Sprawy negocjacji między Rebelią i Imperium w sprawie Nienaruszalnego kręgu komplikują się, kiedy Sokół Milenium zostaje przechwycony przez statek kapitana Vermisa. W dodatku Luke zabija jedno ze zwierząt Monastyru, które nie było drapieżnikiem. Jak się okazuje Domina Tagge, siostra Ormana, ma własne ambicje i sojusz z Darthem Vaderem nie jest jedynym rozwiązaniem jakie ma w zasięgu. Sprawa negocjacji spada jednak na drugi plan, a głównym wątkiem komiksu jest ucieczka Rebeliantów z Imperialnego Niszczyciela. Han Solo i Chewbacca zostają wtrąceni do więzienia, a ich jedynym ratunkiem jest księżniczka Leia, która mężnie stawia szturmowcom. Dzięki temu jest najjaśniejszą gwiazdą tego numeru. Strzela z blastera, podpala i sabotuje, lata dzięki plecakowi odrzutowemu. Do całej gry włącza się jeszcze nasz stary znajomy, co dodatkowo wszystko komplikuje. Tytuł komiksu odnosi się do przejęcia przez siostrę Dominę zwierzchnictwa nad jej zakonem, dzięki czemu może pomieszać w planie Vadera i przejąć inicjatywę w jego gambicie. Nawet sam Sith przyznaje, że nie miał tego w planie. Teraz wszyscy zamieniają się rolami, przez co historia staje się coraz bardziej ciekawa i zaskakująca. Ciekawostką jest kolejna, tym razem chwilowa, zmiana stroju Luke’a.

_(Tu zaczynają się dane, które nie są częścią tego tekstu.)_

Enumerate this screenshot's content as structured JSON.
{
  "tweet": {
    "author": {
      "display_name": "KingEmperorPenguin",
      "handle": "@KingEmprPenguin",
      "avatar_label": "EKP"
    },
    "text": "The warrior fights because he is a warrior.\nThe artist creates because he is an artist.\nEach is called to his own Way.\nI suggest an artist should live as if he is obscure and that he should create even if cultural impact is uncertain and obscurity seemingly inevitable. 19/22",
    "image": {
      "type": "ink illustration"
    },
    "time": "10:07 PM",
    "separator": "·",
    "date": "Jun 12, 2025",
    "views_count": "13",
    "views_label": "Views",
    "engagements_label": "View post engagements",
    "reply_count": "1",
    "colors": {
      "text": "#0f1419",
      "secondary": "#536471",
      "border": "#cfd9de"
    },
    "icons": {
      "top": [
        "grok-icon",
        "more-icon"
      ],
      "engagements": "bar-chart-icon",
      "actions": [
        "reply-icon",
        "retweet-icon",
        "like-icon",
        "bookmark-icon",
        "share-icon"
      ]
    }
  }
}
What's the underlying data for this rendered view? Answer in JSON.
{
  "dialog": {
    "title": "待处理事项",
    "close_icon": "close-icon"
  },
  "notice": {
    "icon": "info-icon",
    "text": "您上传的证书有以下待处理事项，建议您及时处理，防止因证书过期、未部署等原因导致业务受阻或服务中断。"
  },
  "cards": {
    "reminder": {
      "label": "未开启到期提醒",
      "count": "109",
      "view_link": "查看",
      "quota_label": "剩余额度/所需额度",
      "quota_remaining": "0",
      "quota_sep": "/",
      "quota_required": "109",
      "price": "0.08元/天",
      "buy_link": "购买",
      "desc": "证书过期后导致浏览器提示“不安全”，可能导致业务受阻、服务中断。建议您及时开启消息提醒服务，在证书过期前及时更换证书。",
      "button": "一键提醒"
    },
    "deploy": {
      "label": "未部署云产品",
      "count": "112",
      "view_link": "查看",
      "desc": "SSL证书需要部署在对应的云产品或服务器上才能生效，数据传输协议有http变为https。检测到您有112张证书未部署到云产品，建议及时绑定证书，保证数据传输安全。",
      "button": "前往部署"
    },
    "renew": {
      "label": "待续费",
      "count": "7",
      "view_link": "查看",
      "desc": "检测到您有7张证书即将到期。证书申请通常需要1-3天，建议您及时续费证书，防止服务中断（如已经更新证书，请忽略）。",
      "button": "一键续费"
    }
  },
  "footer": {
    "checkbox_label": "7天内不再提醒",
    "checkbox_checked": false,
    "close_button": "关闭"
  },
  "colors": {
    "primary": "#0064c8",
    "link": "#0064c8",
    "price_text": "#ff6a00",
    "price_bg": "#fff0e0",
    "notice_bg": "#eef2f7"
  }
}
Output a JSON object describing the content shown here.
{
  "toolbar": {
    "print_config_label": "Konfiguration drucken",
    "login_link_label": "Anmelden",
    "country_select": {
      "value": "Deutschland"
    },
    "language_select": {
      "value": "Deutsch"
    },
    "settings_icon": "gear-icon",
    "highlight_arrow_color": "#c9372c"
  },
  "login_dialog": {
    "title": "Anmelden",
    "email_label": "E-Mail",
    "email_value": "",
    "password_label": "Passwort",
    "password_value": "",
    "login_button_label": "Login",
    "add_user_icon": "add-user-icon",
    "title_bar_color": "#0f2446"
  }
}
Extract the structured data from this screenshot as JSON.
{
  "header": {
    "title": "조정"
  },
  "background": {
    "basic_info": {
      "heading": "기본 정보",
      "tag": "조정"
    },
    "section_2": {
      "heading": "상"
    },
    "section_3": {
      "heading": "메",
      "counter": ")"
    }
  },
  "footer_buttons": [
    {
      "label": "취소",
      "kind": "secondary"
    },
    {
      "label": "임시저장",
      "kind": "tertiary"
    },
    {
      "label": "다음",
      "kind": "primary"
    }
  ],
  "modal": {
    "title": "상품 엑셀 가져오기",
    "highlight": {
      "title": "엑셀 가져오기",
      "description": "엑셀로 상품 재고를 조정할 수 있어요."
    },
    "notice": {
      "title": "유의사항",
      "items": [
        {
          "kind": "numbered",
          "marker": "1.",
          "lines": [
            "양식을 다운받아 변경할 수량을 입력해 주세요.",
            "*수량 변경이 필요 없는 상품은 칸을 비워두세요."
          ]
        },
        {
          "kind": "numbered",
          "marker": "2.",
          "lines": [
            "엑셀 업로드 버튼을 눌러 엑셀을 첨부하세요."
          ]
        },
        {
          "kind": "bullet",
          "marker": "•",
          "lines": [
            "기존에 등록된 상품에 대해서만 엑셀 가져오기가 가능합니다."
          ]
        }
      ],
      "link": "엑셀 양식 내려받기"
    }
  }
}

Po boju z kotowatą bestią sciąga on kurtkę i przez kilka stron jest ubrany w czarny kombinezon, który do złudzenia przypomina jego ubiór z „Powrotu Jedi”. Warto też wspomnieć o inkubatorach inkubatorach jakich przebywają Orman i Silos Tagge na pokładzie statku kapitana Vermisa. One zaś mogły powstać na fali pomysłu „zamrożenia w kabronicie”, komiks powstawał na początku 1980 roku, a więc roku premiery „Imperium kontratakuje”. Nie jest to jednak informacja potwierdzona, ale tylko moja drobna obserwacja.
Niepokojące jest jednak, że komiks jest znakiem powrotu do tej gorszej części twórczości rysowników. Kreska jest niewyraźna i niedokładna, hełmy szturmowców rysowane niedbale, a statki kosmiczne aż za dokładnie. Istny przerost formy nad treścią. Najgorzej jednak wychodzą twarze filmowych postaci, bo te komiksowe jeszcze się jakoś bronią przed krytyką. Darth Vader ze spłaszczonym wokoderem i wyłupiastymi oczami. Nie da się na to patrzeć momentami. Komiks był tworzony najprawdopodobniej w pośpiechu, co można wnioskować po wielu niedociągnięciach. Następny zeszyt zapowiada się przednio, na co wskazuje sam tytuł: „In portal combat”.
Ocena końcowa
|
Ogólna ocena: 2/10 Klimat: 10/10 Rozmowy: 3/10 Rysunki: 2/10 Kolory: 3/10 Opis walk: 3/10 Opis świata SW: 2/10 |
SW-Yogurt2018-12-13 20:12:33
Leia, jak ty mnie zaimponowałaś w tej chwili! ~;)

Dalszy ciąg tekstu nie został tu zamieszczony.